設備等整備積立金(社会福祉法人)

 純資産の「その他の積立金」である。「その他の積立金」とは、法人が将来の特定の目的の費用または損失に備えるため、事業活動計算書の当期末繰越活動増減差額にその他の積立金取崩額を加算した額に余剰が生じた場合に、その範囲内で理事会の議決に基づき積み立てる積立金である。積立金を積み立てる際は、積立ての目的を示す名称を付すとともに、同額の積立資産(現金預金等)を積み立てる。また、積立金に対応する積立資産を取り崩す場合には、当該積立金を同額取り崩す(社会福祉法人会計基準)。

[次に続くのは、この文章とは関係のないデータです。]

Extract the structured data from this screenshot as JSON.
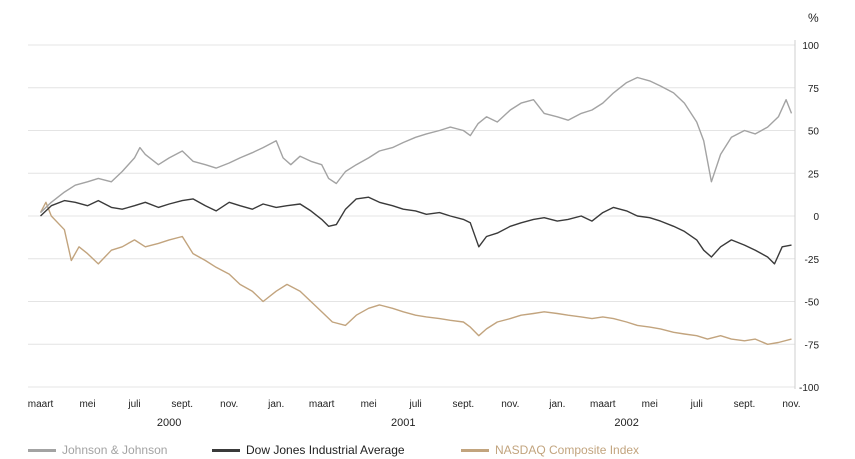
{
  "chart_data": {
    "type": "line",
    "unit_label": "%",
    "ylim": [
      -100,
      100
    ],
    "y_ticks": [
      "100",
      "75",
      "50",
      "25",
      "0",
      "-25",
      "-50",
      "-75",
      "-100"
    ],
    "y_tick_values": [
      100,
      75,
      50,
      25,
      0,
      -25,
      -50,
      -75,
      -100
    ],
    "month_labels": [
      "maart",
      "mei",
      "juli",
      "sept.",
      "nov.",
      "jan.",
      "maart",
      "mei",
      "juli",
      "sept.",
      "nov.",
      "jan.",
      "maart",
      "mei",
      "juli",
      "sept.",
      "nov."
    ],
    "month_dates": [
      "2000-03-01",
      "2000-05-01",
      "2000-07-01",
      "2000-09-01",
      "2000-11-01",
      "2001-01-01",
      "2001-03-01",
      "2001-05-01",
      "2001-07-01",
      "2001-09-01",
      "2001-11-01",
      "2002-01-01",
      "2002-03-01",
      "2002-05-01",
      "2002-07-01",
      "2002-09-01",
      "2002-11-01"
    ],
    "year_labels": [
      {
        "label": "2000",
        "date": "2000-08-15"
      },
      {
        "label": "2001",
        "date": "2001-06-15"
      },
      {
        "label": "2002",
        "date": "2002-04-01"
      }
    ],
    "x_range": [
      "2000-02-28",
      "2002-11-03"
    ],
    "grid": true,
    "legend_position": "bottom",
    "series": [
      {
        "name": "Johnson & Johnson",
        "color": "#a3a3a3",
        "x": [
          "2000-03-01",
          "2000-03-15",
          "2000-04-01",
          "2000-04-15",
          "2000-05-01",
          "2000-05-15",
          "2000-06-01",
          "2000-06-15",
          "2000-07-01",
          "2000-07-08",
          "2000-07-15",
          "2000-08-01",
          "2000-08-15",
          "2000-09-01",
          "2000-09-15",
          "2000-10-01",
          "2000-10-15",
          "2000-11-01",
          "2000-11-15",
          "2000-12-01",
          "2000-12-15",
          "2001-01-01",
          "2001-01-10",
          "2001-01-20",
          "2001-02-01",
          "2001-02-15",
          "2001-03-01",
          "2001-03-10",
          "2001-03-20",
          "2001-04-01",
          "2001-04-15",
          "2001-05-01",
          "2001-05-15",
          "2001-06-01",
          "2001-06-15",
          "2001-07-01",
          "2001-07-15",
          "2001-08-01",
          "2001-08-15",
          "2001-09-01",
          "2001-09-10",
          "2001-09-20",
          "2001-10-01",
          "2001-10-15",
          "2001-11-01",
          "2001-11-15",
          "2001-12-01",
          "2001-12-15",
          "2002-01-01",
          "2002-01-15",
          "2002-02-01",
          "2002-02-15",
          "2002-03-01",
          "2002-03-15",
          "2002-04-01",
          "2002-04-15",
          "2002-05-01",
          "2002-05-15",
          "2002-06-01",
          "2002-06-15",
          "2002-07-01",
          "2002-07-10",
          "2002-07-20",
          "2002-08-01",
          "2002-08-15",
          "2002-09-01",
          "2002-09-15",
          "2002-10-01",
          "2002-10-15",
          "2002-10-25",
          "2002-11-01"
        ],
        "values": [
          2,
          8,
          14,
          18,
          20,
          22,
          20,
          26,
          34,
          40,
          36,
          30,
          34,
          38,
          32,
          30,
          28,
          31,
          34,
          37,
          40,
          44,
          34,
          30,
          35,
          32,
          30,
          22,
          19,
          26,
          30,
          34,
          38,
          40,
          43,
          46,
          48,
          50,
          52,
          50,
          47,
          54,
          58,
          55,
          62,
          66,
          68,
          60,
          58,
          56,
          60,
          62,
          66,
          72,
          78,
          81,
          79,
          76,
          72,
          66,
          55,
          44,
          20,
          36,
          46,
          50,
          48,
          52,
          58,
          68,
          60
        ]
      },
      {
        "name": "Dow Jones Industrial Average",
        "color": "#3a3a3a",
        "x": [
          "2000-03-01",
          "2000-03-15",
          "2000-04-01",
          "2000-04-15",
          "2000-05-01",
          "2000-05-15",
          "2000-06-01",
          "2000-06-15",
          "2000-07-01",
          "2000-07-15",
          "2000-08-01",
          "2000-08-15",
          "2000-09-01",
          "2000-09-15",
          "2000-10-01",
          "2000-10-15",
          "2000-11-01",
          "2000-11-15",
          "2000-12-01",
          "2000-12-15",
          "2001-01-01",
          "2001-01-15",
          "2001-02-01",
          "2001-02-15",
          "2001-03-01",
          "2001-03-10",
          "2001-03-20",
          "2001-04-01",
          "2001-04-15",
          "2001-05-01",
          "2001-05-15",
          "2001-06-01",
          "2001-06-15",
          "2001-07-01",
          "2001-07-15",
          "2001-08-01",
          "2001-08-15",
          "2001-09-01",
          "2001-09-10",
          "2001-09-21",
          "2001-10-01",
          "2001-10-15",
          "2001-11-01",
          "2001-11-15",
          "2001-12-01",
          "2001-12-15",
          "2002-01-01",
          "2002-01-15",
          "2002-02-01",
          "2002-02-15",
          "2002-03-01",
          "2002-03-15",
          "2002-04-01",
          "2002-04-15",
          "2002-05-01",
          "2002-05-15",
          "2002-06-01",
          "2002-06-15",
          "2002-07-01",
          "2002-07-10",
          "2002-07-20",
          "2002-08-01",
          "2002-08-15",
          "2002-09-01",
          "2002-09-15",
          "2002-10-01",
          "2002-10-10",
          "2002-10-20",
          "2002-11-01"
        ],
        "values": [
          0,
          6,
          9,
          8,
          6,
          9,
          5,
          4,
          6,
          8,
          5,
          7,
          9,
          10,
          6,
          3,
          8,
          6,
          4,
          7,
          5,
          6,
          7,
          3,
          -2,
          -6,
          -5,
          4,
          10,
          11,
          8,
          6,
          4,
          3,
          1,
          2,
          0,
          -2,
          -4,
          -18,
          -12,
          -10,
          -6,
          -4,
          -2,
          -1,
          -3,
          -2,
          0,
          -3,
          2,
          5,
          3,
          0,
          -1,
          -3,
          -6,
          -9,
          -14,
          -20,
          -24,
          -18,
          -14,
          -17,
          -20,
          -24,
          -28,
          -18,
          -17
        ]
      },
      {
        "name": "NASDAQ Composite Index",
        "color": "#c2a47e",
        "x": [
          "2000-03-01",
          "2000-03-08",
          "2000-03-15",
          "2000-04-01",
          "2000-04-10",
          "2000-04-20",
          "2000-05-01",
          "2000-05-15",
          "2000-06-01",
          "2000-06-15",
          "2000-07-01",
          "2000-07-15",
          "2000-08-01",
          "2000-08-15",
          "2000-09-01",
          "2000-09-15",
          "2000-10-01",
          "2000-10-15",
          "2000-11-01",
          "2000-11-15",
          "2000-12-01",
          "2000-12-15",
          "2001-01-01",
          "2001-01-15",
          "2001-02-01",
          "2001-02-15",
          "2001-03-01",
          "2001-03-15",
          "2001-04-01",
          "2001-04-15",
          "2001-05-01",
          "2001-05-15",
          "2001-06-01",
          "2001-06-15",
          "2001-07-01",
          "2001-07-15",
          "2001-08-01",
          "2001-08-15",
          "2001-09-01",
          "2001-09-10",
          "2001-09-21",
          "2001-10-01",
          "2001-10-15",
          "2001-11-01",
          "2001-11-15",
          "2001-12-01",
          "2001-12-15",
          "2002-01-01",
          "2002-01-15",
          "2002-02-01",
          "2002-02-15",
          "2002-03-01",
          "2002-03-15",
          "2002-04-01",
          "2002-04-15",
          "2002-05-01",
          "2002-05-15",
          "2002-06-01",
          "2002-06-15",
          "2002-07-01",
          "2002-07-15",
          "2002-08-01",
          "2002-08-15",
          "2002-09-01",
          "2002-09-15",
          "2002-10-01",
          "2002-10-15",
          "2002-11-01"
        ],
        "values": [
          2,
          8,
          0,
          -8,
          -26,
          -18,
          -22,
          -28,
          -20,
          -18,
          -14,
          -18,
          -16,
          -14,
          -12,
          -22,
          -26,
          -30,
          -34,
          -40,
          -44,
          -50,
          -44,
          -40,
          -44,
          -50,
          -56,
          -62,
          -64,
          -58,
          -54,
          -52,
          -54,
          -56,
          -58,
          -59,
          -60,
          -61,
          -62,
          -65,
          -70,
          -66,
          -62,
          -60,
          -58,
          -57,
          -56,
          -57,
          -58,
          -59,
          -60,
          -59,
          -60,
          -62,
          -64,
          -65,
          -66,
          -68,
          -69,
          -70,
          -72,
          -70,
          -72,
          -73,
          -72,
          -75,
          -74,
          -72
        ]
      }
    ]
  }
}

設備等整備積立金は、法人が将来の設備等の整備を目的として積み立てるもので、事業種別ごとに所轄庁からその使途、積立要件、限度額等の定めがある場合がある。就労支援事業の設備等整備積立金は、就労支援事業を安定的かつ円滑に継続するため、就労支援事業に要する設備等の更新、または新たな業種への展開を行うための設備等の導入のための資金需要に対応するため、当該年度の利用者賃金および利用者工賃の支払額が、前年度の利用者賃金および利用者工賃の支払実績額を下回らないことを積立要件とし、就労支援事業収入の10%以内を各事業年度に積み立てることができる。また、積立額の上限額は、就労支援事業資産の取得価額の75%以内となっている。その他の目的のための支出への流用は認められない。その他に保育所の保育所施設・設備整備積立金(保育所経理等通知)や措置費支弁対象施設の施設整備等積立金(措置施設局長通知)、授産事業の備品等購入積立金(会計基準課長通知)、介護保険事業および障害福祉サービス事業等の施設整備等積立金などに所轄庁から名称・要件等につき定めがある。いずれの場合も積立金を積立目的以外に使用する場合は、内部統制上、事前に理事会においてその使用目的、取り崩す金額、時期等を十分審査のうえ、その承認をえて取り崩す必要がある。